Time, I would say, to get back to what the French do best: sex! Or at least used to. Despite its title, Patrice Leconte’s Rue des plaisirs (2002; July 18 at 8:15 p.m. and July 26 at 7:15 p.m.) is a largely joyless period picture about a Monsieur Hire–like brothel attendant (Patrick Timsit) in the ’30s and ’40s whose vicarious love for a beautiful whore (Laetitia Casta) compels him to abet her amour with a worthless man. Despite the flouncy frame-tale narrative, the voyeuristic subtext, and the rich atmospherics, Rue is a dead end.

Then there’s Jean-Claude Brisseau’s Choses secrètes/Secret Things (2002; July 20 at 7 p.m. and July 25 at 7:45 p.m.). What a hoot! This is both the best and the worst film of the festival by a filmmaker who’s the Gallic equivalent of Brian De Palma. Two gorgeous women (Sabrina Seyvecou and Coralie Revel) who’ve been canned from their jobs at a strip club (apparently masturbating in front of the audience was too demure) vow to beat the system. The way to empowerment involves the following steps: 1) masturbating in public; 2) applying as secretaries at a large corporation; 3) seducing the firm’s sadistic CEO, who as a child was transformed into a soulless übermensch after spending three weeks with the decomposing corpse of his mother; and 4) — this step is optional — setting oneself on fire.

Brisseau is clearly nuts, but there’s a certain glory to his candlelit tableaux reminiscent of Symbolist paintings exploding into absurd ecstasy with a surging Magnificat on the soundtrack. It’s as if Catherine Breillat had taken the English title of her new Scènes intimes/Sex Is Comedy (2002; July 26 at 9 p.m.) seriously. Maybe she did; I decided to avoid a movie titled Sex Is Comedy by a filmmaker who knows nothing about either.

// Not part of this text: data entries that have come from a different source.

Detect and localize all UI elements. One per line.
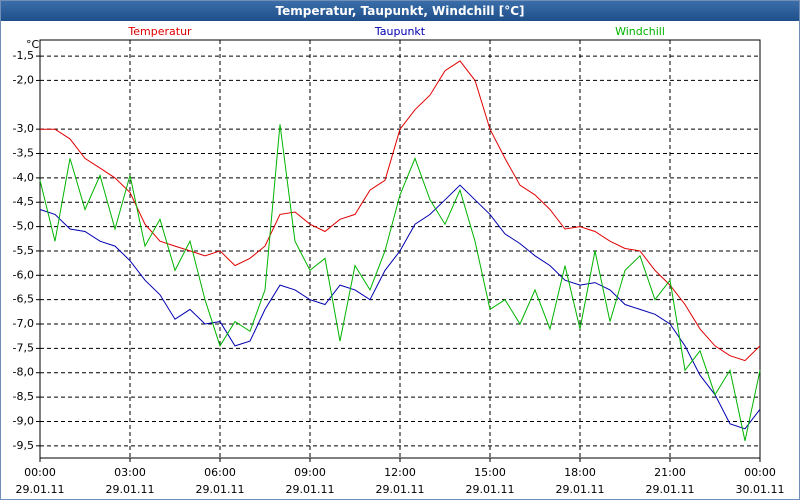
y-unit-label: °C [26,38,40,51]
x-tick-label: 00:00 29.01.11 [15,466,65,496]
legend-entry: Windchill [615,25,665,38]
title-bar: Temperatur, Taupunkt, Windchill [°C] [1,1,799,21]
y-tick-label: -9,5 [13,439,34,452]
y-tick-label: -6,5 [13,293,34,306]
series-line [40,60,761,362]
y-tick-label: -3,5 [13,147,34,160]
x-tick-label: 18:00 29.01.11 [555,466,605,496]
y-tick-label: -3,0 [13,122,34,135]
y-tick-label: -6,0 [13,268,34,281]
y-tick-label: -5,0 [13,220,34,233]
legend-entry: Temperatur [127,25,192,38]
plot-area [40,40,760,458]
y-tick-label: -1,5 [13,49,34,62]
y-tick-label: -7,5 [13,341,34,354]
series-line [39,124,761,442]
y-tick-label: -8,0 [13,366,34,379]
series-line [39,184,761,430]
y-tick-label: -7,0 [13,317,34,330]
x-tick-label: 03:00 29.01.11 [105,466,155,496]
legend-entry: Taupunkt [374,25,426,38]
x-tick-label: 09:00 29.01.11 [285,466,335,496]
y-tick-label: -8,5 [13,390,34,403]
x-tick-label: 12:00 29.01.11 [375,466,425,496]
y-tick-label: -4,5 [13,195,34,208]
y-tick-label: -9,0 [13,414,34,427]
y-tick-label: -5,5 [13,244,34,257]
y-tick-label: -2,0 [13,73,34,86]
x-tick-label: 06:00 29.01.11 [195,466,245,496]
x-tick-label: 00:00 30.01.11 [735,466,785,496]
x-tick-label: 15:00 29.01.11 [465,466,515,496]
x-tick-label: 21:00 29.01.11 [645,466,695,496]
y-tick-label: -4,0 [13,171,34,184]
plot-border [39,39,761,459]
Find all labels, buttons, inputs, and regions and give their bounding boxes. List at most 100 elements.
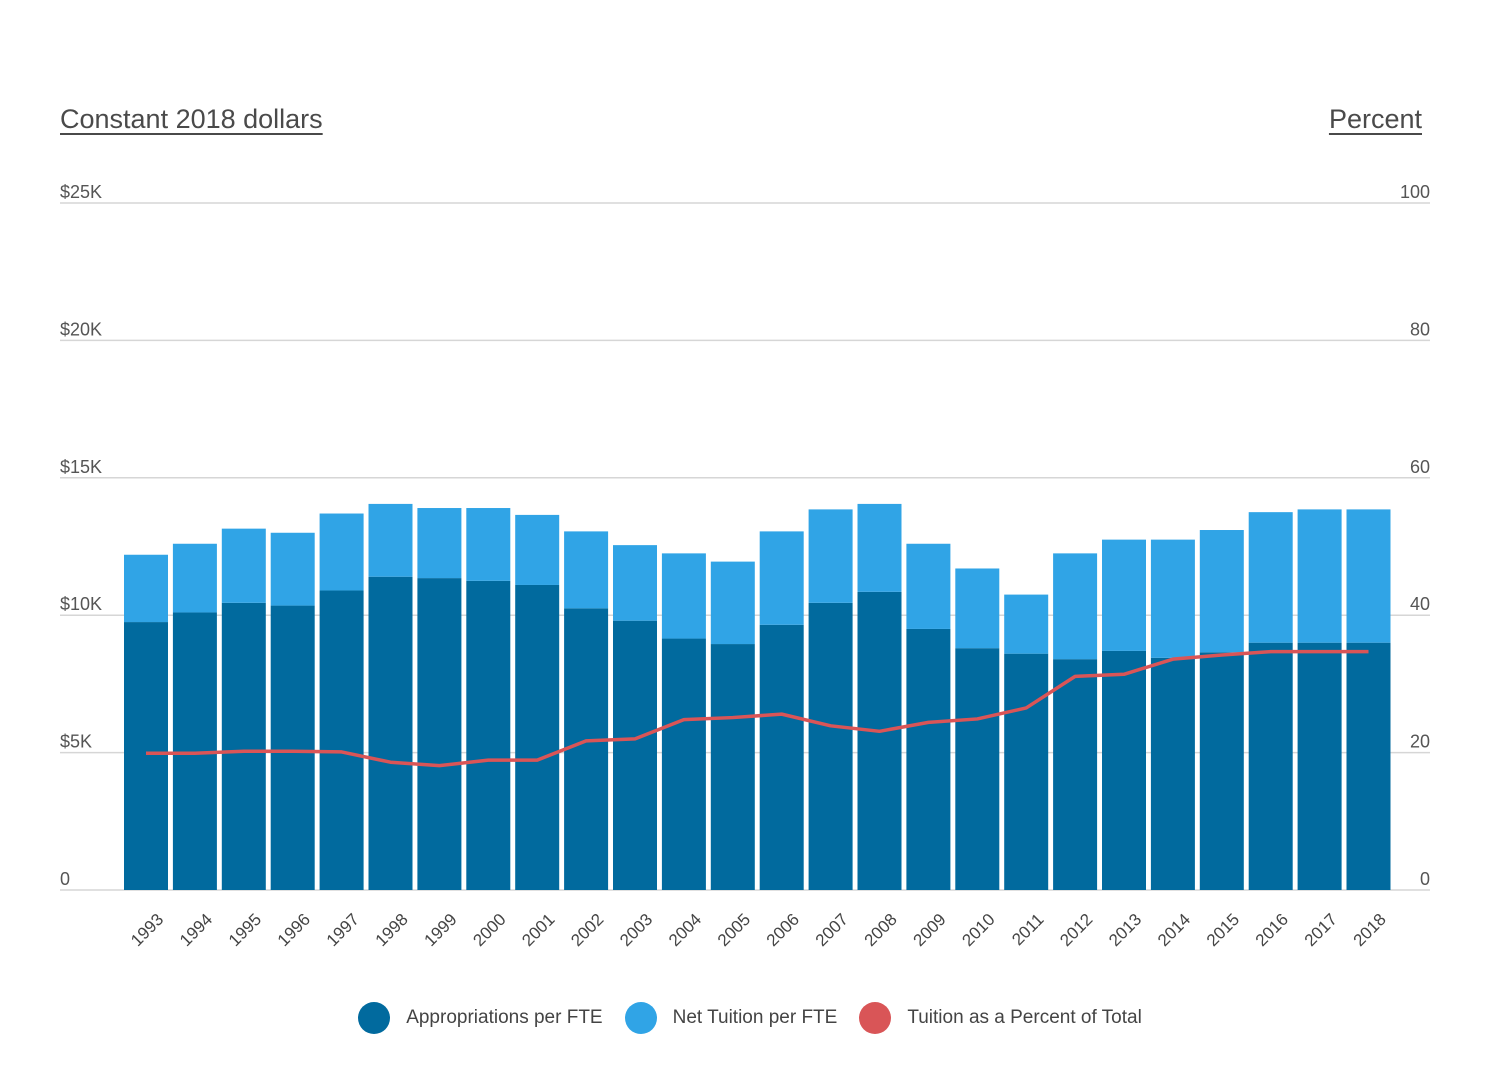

And then we come to French cinema at its most irredeemable. Lucky for Marguerite Duras, novelist and director of such stern French fare as India Song (1975), that she did not live to see Josée Dayan’s Cet amour-là (2001; July 20 at 3 p.m.), an adaptation of an autobiographical novel written by Yann Andrea, who was Duras’s much younger (she was 65; here, played by Aymeric Demarigny, he looks about 12) lover and virtual slave for the last hundred years or so years of her life.

The same can’t be said for Jeanne Moreau, that great treasure of French cinema, who here puts in her worst performance ever as Duras. Mawkish, pretentious, and pretty near unwatchable, the film achieves the dubious feat of dragging a great artist down to the ranks of mediocrity. To judge from this festival, it’s a direction that the rest of French cinema might be following.